Hi everybody! We operate several Kotlin/http4k se...
# http4k
z
Hi everybody! We operate several Kotlin/http4k services in the AWS cloud. We notice regularly, that single pods are “freaking out”: first, the overall CPU usage goes up (which seem to happen when GC switches from minor to major (see below)). This is stable for several hours, although after a while we see performance impacts. Eventually, the CPU usage “explodes” until the memory is freed and everything is good again (as before, see “1” and “2" in the pictures below). We see this behaviour in basically all our 6 Kotlin/http4k services. Any ideas or suggestions? Would be highly appreciated, since we are a bit out of ideas. 😔 Environment: • Java 21 ◦ eclipse-temurin (based on OpenJDK) ◦ JAVA_OPTS:
“-XX:+UseParallelGC -XX:ActiveProcessorCount=2 -XX:MaxRAMPercentage=65.0 -XX:MinRAMPercentage=60.0”
• Http4k: 5.14.0.0 • Server: Undertow (but also netty) • ~30 requests / second • AWS, Kubernetes: ◦ requests: { memory: 1720Mi, cpu: 500m } ◦ limits: { memory: 1720Mi, cpu: 2000m } Observations: • When overall CPU usage starts to increase, minor GC usage completely stopped. • Self-healing effect (over ~12 hours). • Response time increases massively in the “explosion” phase (currently we have a timeout of 10s on client side).
image.png
r
Stupid question, but you are sure that the process heals? It's not just that the orchestrator kills it and starts a new one? I ask only because I've defined graphs that made this mistake 😳
z
Good point. 🙂 In fact we see both: In the last 24 hours, in one out of four cases k8s restarted the pod, the other 3 healed themselves.
r
Can you reproduce & take a heap dump?
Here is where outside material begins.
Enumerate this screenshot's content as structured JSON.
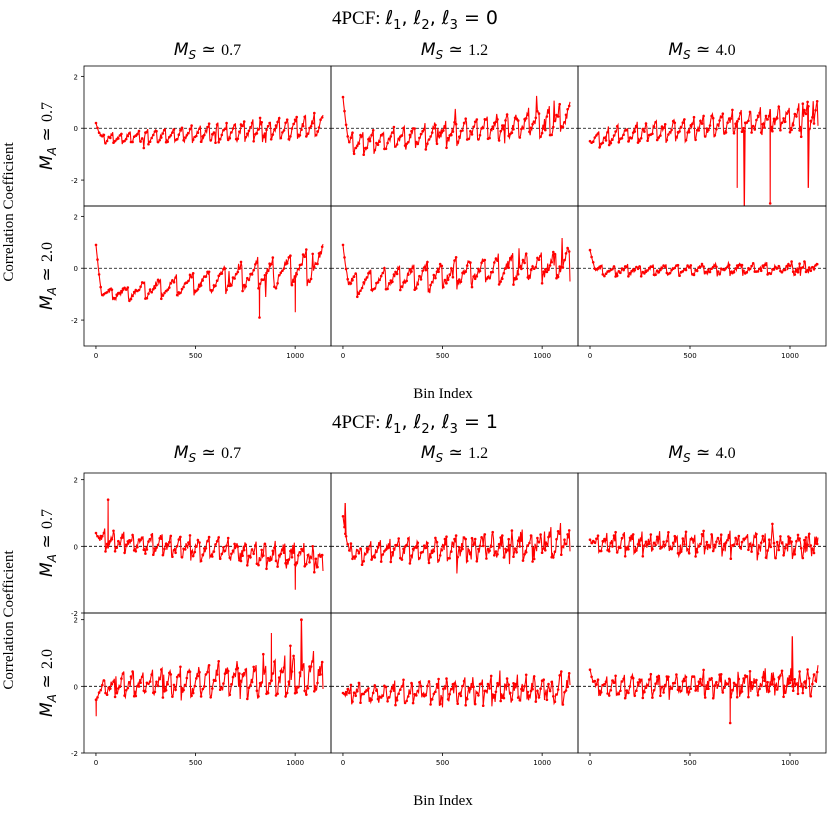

Something (a cache?) must be hanging on to references in a way that means it can ultimately release them, so is presumably designed not to cause a memory leak, but it's releasing them way too late, sending the GC into a loop.
z
No, unfortunately not. Pods in prod are using JRE (so we are unable to do a heap dump). In general it is hard to reproduce (locally) - seems to be independent of the traffic and usually happens only after the pod has a certain age (minimum a couple of days).
d
This does seem unusual - we've run much heavier workloads with undertow in K8S in the past and haven't ever found problems related to http4k. Can you share the other details of your apps - what's are they doing/talking to, what other libraries have you got in play etc...
z
The services are quite simple: either they call a database or another service (never both, all in the same VPC), do some simple data transformations and return a json (
http4k-format-jackson
). We basically use forkhandles
Result4k
, in one case
http4k-connect-redis
, in one case the official mongo client and for other service calls
okhttp
client.
d
in order to half your problem space, can you try swapping out undertow for something else like Jetty? I'd probably go with Jetty11 since 12 is still quite new?
z
Originally we started with netty, and switched some of the services to undertow (so we have currently both running). We didn’t try jetty, though, we will do that. We are also considering helidon …
j
UseParallelOldGC aka PS MarkSweep is an STW collector, so as soon as that kicks in for any time, you'll be seeing things stop. You memory graph shows heap, but can you also show other pools? It would be interesting to look at other metrics - for example, response times up upstream services, number of requests in the queue. Undertow has different threads for different purposes and would be good to know know many of which you have, and how many are currently in use. This can be obtained via jmx.
z
You memory graph shows heap, but can you also show other pools?
You mean something like that?
we’ve run much heavier workloads with undertow in K8S in the past and haven’t ever found problems related to http4k
Our guess is that we have some kind of misconfiguration - that somehow the interaction of k8s resources, the used server (undertow, netty, etc) & JVM are not optimal. Are there any good practices when it comes to resources, undertow config and JVM setup? There are so many degrees of freedom (which JVM version, which distribution, additional JAVA_OPT configuration, k8s resources, etc.) ... 😳
j
can you post a bit more history of that graph, where it does back to a low heap?
z
🤔 hmmmm …
j
my hunch is that its a memory leak, or at least holding on to things that you don't need. for example reset at exactly 7am? then constantly growing.. then the gc will use up more and more of the cpu.
of course jvm will only do a gc when it needs to free up the memory... so often need more information.